3. The menstrual cups sounded fantastic. In fact they are fantastic! I was very comfortable with the idea of putting my fingers inside myself to put it in and take it out. Being a student midwife one of my teachers advised all the students to get acquainted with ones own vagina before even considering doing a vaginal examination on another woman. The acquainting had been done (a post related to that might eventually make its way here in the course of the Red Tent exploration... maybe). While a two finger VE is easy enough the idea of the size of the cup (not all that big but big enough) did't appeal.

I still love the simplicity the menstrual cups hold for travel and hiking and will be acquiring one for those purposes, but not for every day. The other reason that made me decide not to use the Keeper or the Diva Cup on a regular basis relates to the fact that I was sure I'd loath loosing the experience of bleeding out blood. It was a strange moment when I realized that but it has only become something I feel more strongly about... a feeling I am gradually beginning to understand as I explore what it means for me to bleed.

So with three of the four options crossed off the list I turned my mind to cloth pads, argued with myself over cloth pads, persuaded myself why I should try them, persuaded myself shouldn't and finally bought a single cloth pad.... just to try.

It was good-bye plastic!

And I'll let you know why next post.

Wednesday, January 17, 2007

Entering the Red Tent

Not too many women discover the Red Tent, especially young western women. Finding the Red Tent for myself has been quite a journey, a journey that began by wading through emotions, disposable winged pads, slim tampaons, hundreds of plastic wrappers, living with cramps that ran all the way from my lower back to knees, packets of panadine, and discovering that a taking too much panadine makes ones body un-responsive to the drug. Feeling drowned by it all I began sifting through women's stories and views on bleeding hoping to find something more. To my releif and surprise I stumbled into the beautiful place I now call the Red Tent.

So what is the Red Tent?
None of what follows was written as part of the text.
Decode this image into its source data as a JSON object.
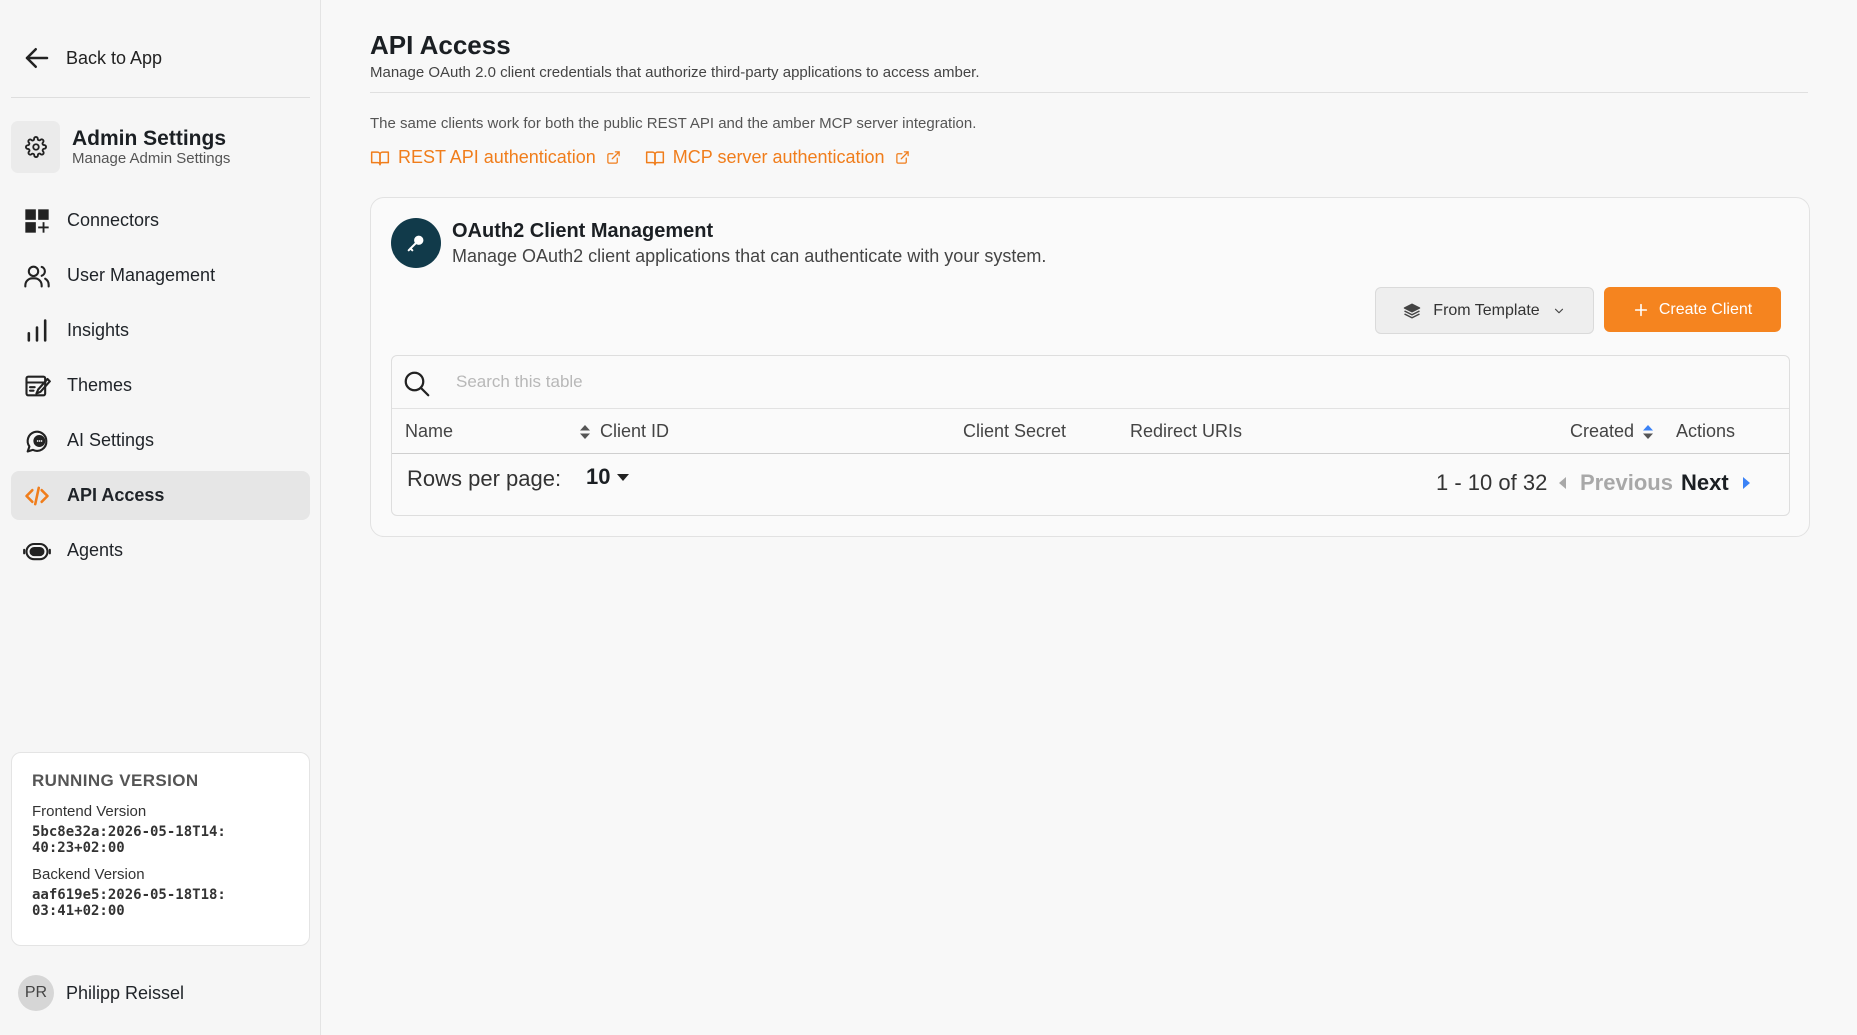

The Red Tent is simply a place where one comes to a different understanding and awareness about what it means to bleed every month for, give or take, fourty years of ones life female life. What conclusion one comes to in the Red Tent is their's to make - it's the simple fact of exploring alternatives and refusing to be spoon fed what our culture tells us about bleeding and menstruation, which makes the Red Tent significant and a vital part of women's growth and understanding about their bodies.

.... I'll be writing about what I've discovered in the Red Tent over these next few days.